Siamo tutti legati alla vita e nella vita, la cui materialità continua negli altri anche senza di noi. Noi siamo di passaggio; la vita ci supera, resta ed avanza oltre di noi. Per tutti, insieme, oltre la vita, c’è la porta verso una differente dimensione la cui preparazione si svolge nel percorso che la precede. Più che temere la morte, dovremmo imparare a considerarla un cambiamento di condizione. Non un salto nel buio, ma una trasformazione, una diversa e più duratura nascita a nuova patria.
Una vita armoniosa, solidale, rispettosa di tutto e tutti, ci guida a comprenderne la fase terminale, verso, infine, la superiore prospettiva, quella che recitiamo nel “Credo”, allontanandoci dal giudicare negativamente il distacco terreno. Aprirci al magnifico incanto della vita può guidarci nel comprendere la nuova nascita, il nuovo battesimo che ci rende creatura nuova. Come la nascita dell’albero rinato dal seme marcito sotto terra e che punta ancora verso l’alto.

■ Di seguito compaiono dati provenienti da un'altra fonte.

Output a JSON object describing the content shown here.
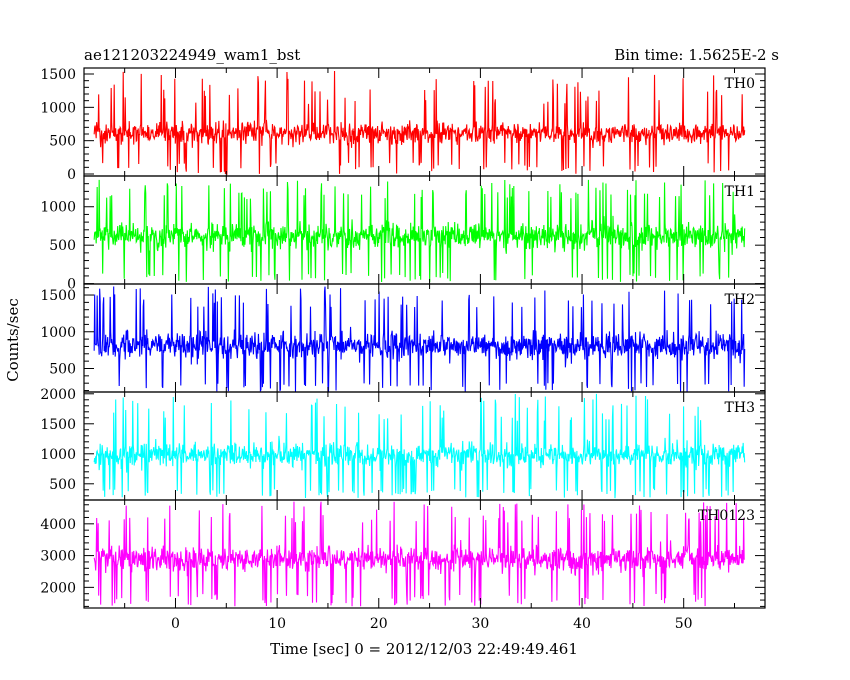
{
  "chart_data": {
    "type": "line",
    "title_left": "ae121203224949_wam1_bst",
    "title_right": "Bin time: 1.5625E-2 s",
    "xlabel": "Time [sec] 0 = 2012/12/03 22:49:49.461",
    "ylabel": "Counts/sec",
    "xlim": [
      -9,
      58
    ],
    "x_ticks": [
      0,
      10,
      20,
      30,
      40,
      50
    ],
    "x_data_range": [
      -8,
      56
    ],
    "panels": [
      {
        "name": "TH0",
        "color": "#ff0000",
        "ylim": [
          -30,
          1590
        ],
        "y_ticks": [
          0,
          500,
          1000,
          1500
        ],
        "mean": 580,
        "band_low": 170,
        "band_high": 1050,
        "spike_min": 0,
        "spike_max": 1560
      },
      {
        "name": "TH1",
        "color": "#00ff00",
        "ylim": [
          -5,
          1400
        ],
        "y_ticks": [
          0,
          500,
          1000
        ],
        "mean": 620,
        "band_low": 140,
        "band_high": 1100,
        "spike_min": 20,
        "spike_max": 1350
      },
      {
        "name": "TH2",
        "color": "#0000ff",
        "ylim": [
          180,
          1650
        ],
        "y_ticks": [
          500,
          1000,
          1500
        ],
        "mean": 820,
        "band_low": 300,
        "band_high": 1320,
        "spike_min": 180,
        "spike_max": 1620
      },
      {
        "name": "TH3",
        "color": "#00ffff",
        "ylim": [
          230,
          2030
        ],
        "y_ticks": [
          500,
          1000,
          1500,
          2000
        ],
        "mean": 950,
        "band_low": 420,
        "band_high": 1550,
        "spike_min": 260,
        "spike_max": 2000
      },
      {
        "name": "TH0123",
        "color": "#ff00ff",
        "ylim": [
          1350,
          4750
        ],
        "y_ticks": [
          2000,
          3000,
          4000
        ],
        "mean": 2950,
        "band_low": 1800,
        "band_high": 4000,
        "spike_min": 1400,
        "spike_max": 4700
      }
    ]
  }
}
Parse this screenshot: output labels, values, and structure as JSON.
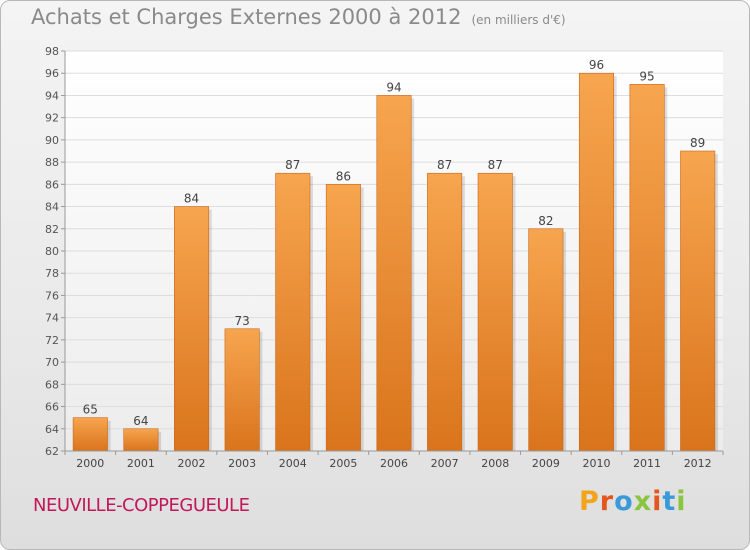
{
  "header": {
    "title": "Achats et Charges Externes 2000 à 2012",
    "unit": "(en milliers d'€)"
  },
  "footer": {
    "place": "NEUVILLE-COPPEGUEULE",
    "logo": [
      "P",
      "r",
      "o",
      "x",
      "i",
      "t",
      "i"
    ],
    "logo_colors": [
      "#f2a51a",
      "#e4561b",
      "#3a9ad9",
      "#8bc53f",
      "#e4561b",
      "#3a9ad9",
      "#8bc53f"
    ]
  },
  "chart_data": {
    "type": "bar",
    "categories": [
      "2000",
      "2001",
      "2002",
      "2003",
      "2004",
      "2005",
      "2006",
      "2007",
      "2008",
      "2009",
      "2010",
      "2011",
      "2012"
    ],
    "values": [
      65,
      64,
      84,
      73,
      87,
      86,
      94,
      87,
      87,
      82,
      96,
      95,
      89
    ],
    "ylim": [
      62,
      98
    ],
    "yticks": [
      62,
      64,
      66,
      68,
      70,
      72,
      74,
      76,
      78,
      80,
      82,
      84,
      86,
      88,
      90,
      92,
      94,
      96,
      98
    ],
    "grid": true,
    "bar_color_top": "#f7a54f",
    "bar_color_bottom": "#d9741c"
  }
}
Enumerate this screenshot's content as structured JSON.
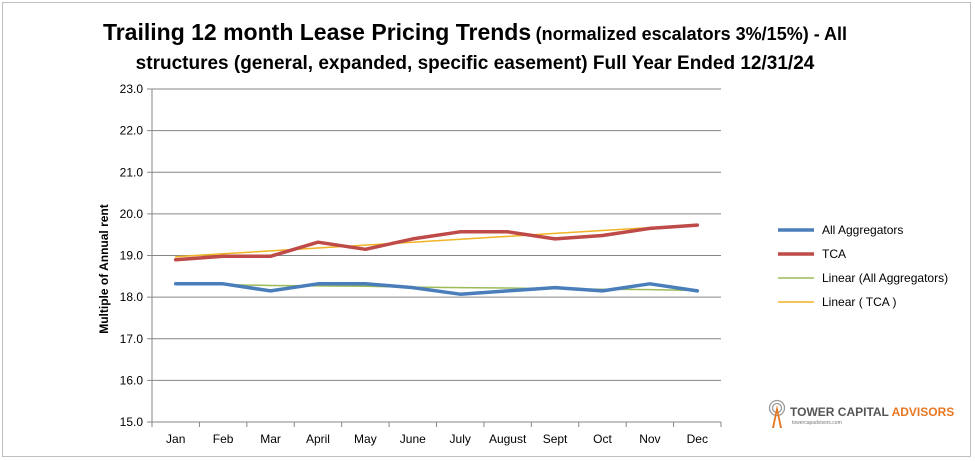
{
  "chart_data": {
    "type": "line",
    "title_main": "Trailing 12 month Lease Pricing Trends",
    "title_sub": "(normalized escalators 3%/15%) - All",
    "title_line2": "structures (general, expanded, specific easement) Full Year Ended 12/31/24",
    "ylabel": "Multiple of Annual  rent",
    "categories": [
      "Jan",
      "Feb",
      "Mar",
      "April",
      "May",
      "June",
      "July",
      "August",
      "Sept",
      "Oct",
      "Nov",
      "Dec"
    ],
    "ylim": [
      15.0,
      23.0
    ],
    "yticks": [
      "15.0",
      "16.0",
      "17.0",
      "18.0",
      "19.0",
      "20.0",
      "21.0",
      "22.0",
      "23.0"
    ],
    "grid": true,
    "legend_position": "right",
    "series": [
      {
        "name": "All Aggregators",
        "color": "#4a7ebb",
        "width": 3.5,
        "values": [
          18.32,
          18.32,
          18.15,
          18.32,
          18.32,
          18.23,
          18.07,
          18.15,
          18.23,
          18.15,
          18.32,
          18.15
        ]
      },
      {
        "name": "TCA",
        "color": "#be4b48",
        "width": 3.5,
        "values": [
          18.9,
          18.98,
          18.98,
          19.32,
          19.15,
          19.4,
          19.57,
          19.57,
          19.4,
          19.48,
          19.65,
          19.73
        ]
      },
      {
        "name": "Linear (All Aggregators)",
        "color": "#9bbb59",
        "width": 1.5,
        "values": [
          18.31,
          18.3,
          18.28,
          18.27,
          18.26,
          18.24,
          18.23,
          18.22,
          18.2,
          18.19,
          18.18,
          18.16
        ]
      },
      {
        "name": "Linear ( TCA )",
        "color": "#f0b323",
        "width": 1.5,
        "values": [
          18.97,
          19.04,
          19.11,
          19.18,
          19.25,
          19.32,
          19.39,
          19.46,
          19.53,
          19.6,
          19.67,
          19.74
        ]
      }
    ]
  },
  "logo": {
    "name_part1": "TOWER CAPITAL ",
    "name_part2": "ADVISORS",
    "url": "towercapadvisors.com"
  }
}
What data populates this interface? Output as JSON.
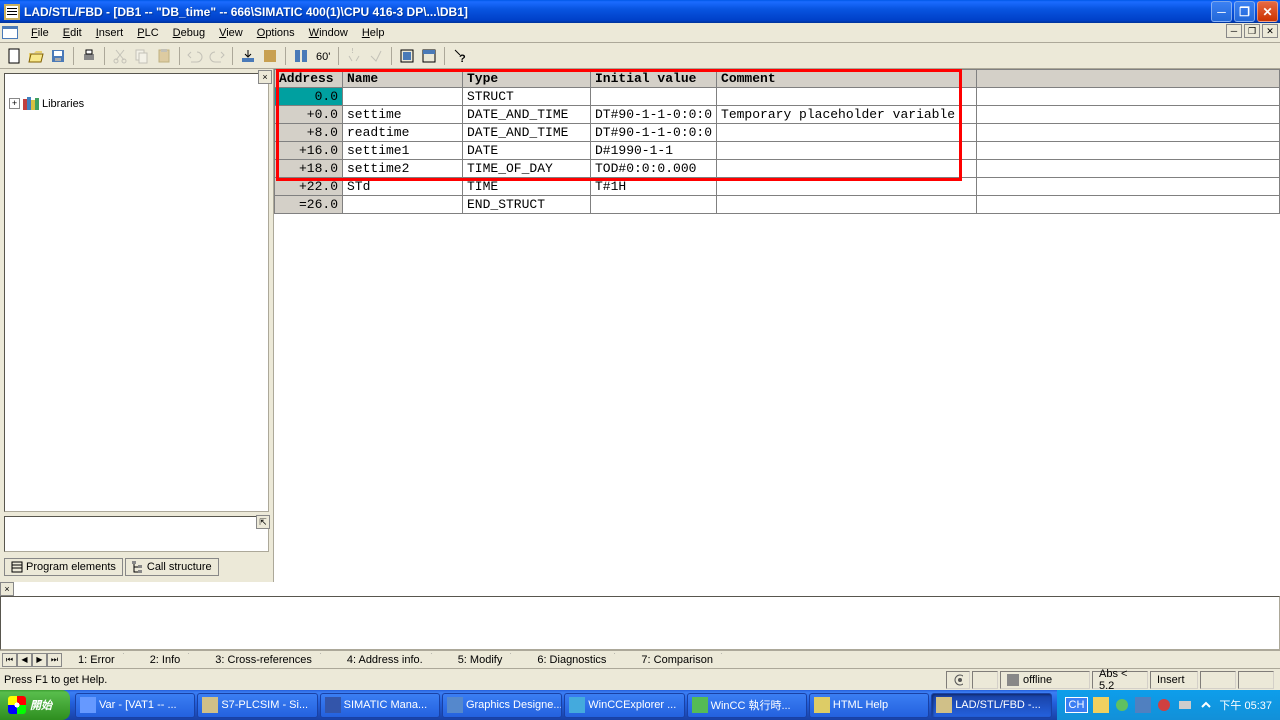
{
  "titlebar": {
    "text": "LAD/STL/FBD  - [DB1 -- \"DB_time\" -- 666\\SIMATIC 400(1)\\CPU 416-3 DP\\...\\DB1]"
  },
  "menu": {
    "items": [
      "File",
      "Edit",
      "Insert",
      "PLC",
      "Debug",
      "View",
      "Options",
      "Window",
      "Help"
    ]
  },
  "tree": {
    "root": "Libraries"
  },
  "pane_tabs": {
    "a": "Program elements",
    "b": "Call structure"
  },
  "table": {
    "headers": {
      "address": "Address",
      "name": "Name",
      "type": "Type",
      "initial": "Initial value",
      "comment": "Comment"
    },
    "rows": [
      {
        "addr": "0.0",
        "name": "",
        "type": "STRUCT",
        "init": "",
        "comment": "",
        "sel": true,
        "hl": true
      },
      {
        "addr": "+0.0",
        "name": "settime",
        "type": "DATE_AND_TIME",
        "init": "DT#90-1-1-0:0:0",
        "comment": "Temporary placeholder variable",
        "hl": true
      },
      {
        "addr": "+8.0",
        "name": "readtime",
        "type": "DATE_AND_TIME",
        "init": "DT#90-1-1-0:0:0",
        "comment": "",
        "hl": true
      },
      {
        "addr": "+16.0",
        "name": "settime1",
        "type": "DATE",
        "init": "D#1990-1-1",
        "comment": "",
        "hl": true
      },
      {
        "addr": "+18.0",
        "name": "settime2",
        "type": "TIME_OF_DAY",
        "init": "TOD#0:0:0.000",
        "comment": "",
        "hl": true
      },
      {
        "addr": "+22.0",
        "name": "STd",
        "type": "TIME",
        "init": "T#1H",
        "comment": "",
        "hl": false
      },
      {
        "addr": "=26.0",
        "name": "",
        "type": "END_STRUCT",
        "init": "",
        "comment": "",
        "hl": false
      }
    ]
  },
  "msg_tabs": [
    "1: Error",
    "2: Info",
    "3: Cross-references",
    "4: Address info.",
    "5: Modify",
    "6: Diagnostics",
    "7: Comparison"
  ],
  "status": {
    "help": "Press F1 to get Help.",
    "offline": "offline",
    "abs": "Abs < 5.2",
    "insert": "Insert"
  },
  "taskbar": {
    "start": "開始",
    "items": [
      {
        "label": "Var - [VAT1 -- ...",
        "color": "#6699ff"
      },
      {
        "label": "S7-PLCSIM - Si...",
        "color": "#d0c088"
      },
      {
        "label": "SIMATIC Mana...",
        "color": "#3355aa"
      },
      {
        "label": "Graphics Designe...",
        "color": "#5588cc"
      },
      {
        "label": "WinCCExplorer ...",
        "color": "#44aadd"
      },
      {
        "label": "WinCC 執行時...",
        "color": "#55bb55"
      },
      {
        "label": "HTML Help",
        "color": "#ddcc66"
      },
      {
        "label": "LAD/STL/FBD -...",
        "color": "#d0c088",
        "active": true
      }
    ],
    "lang": "CH",
    "time": "下午 05:37"
  },
  "colors": {
    "red_highlight": "#ff0000"
  }
}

Nel capire questo senso profondo della vita sta la sconfitta della paura della morte. La risposta alla domanda, tenera e consolatoria, “perché piangi?”, non può che essere quella dell’invito a correre per dare avviso del nuovo percorso, prima incomprensibile.
(contributo pubblicato nella rivista bimestrale "Vivere In", n. 3-2020, pag. 49)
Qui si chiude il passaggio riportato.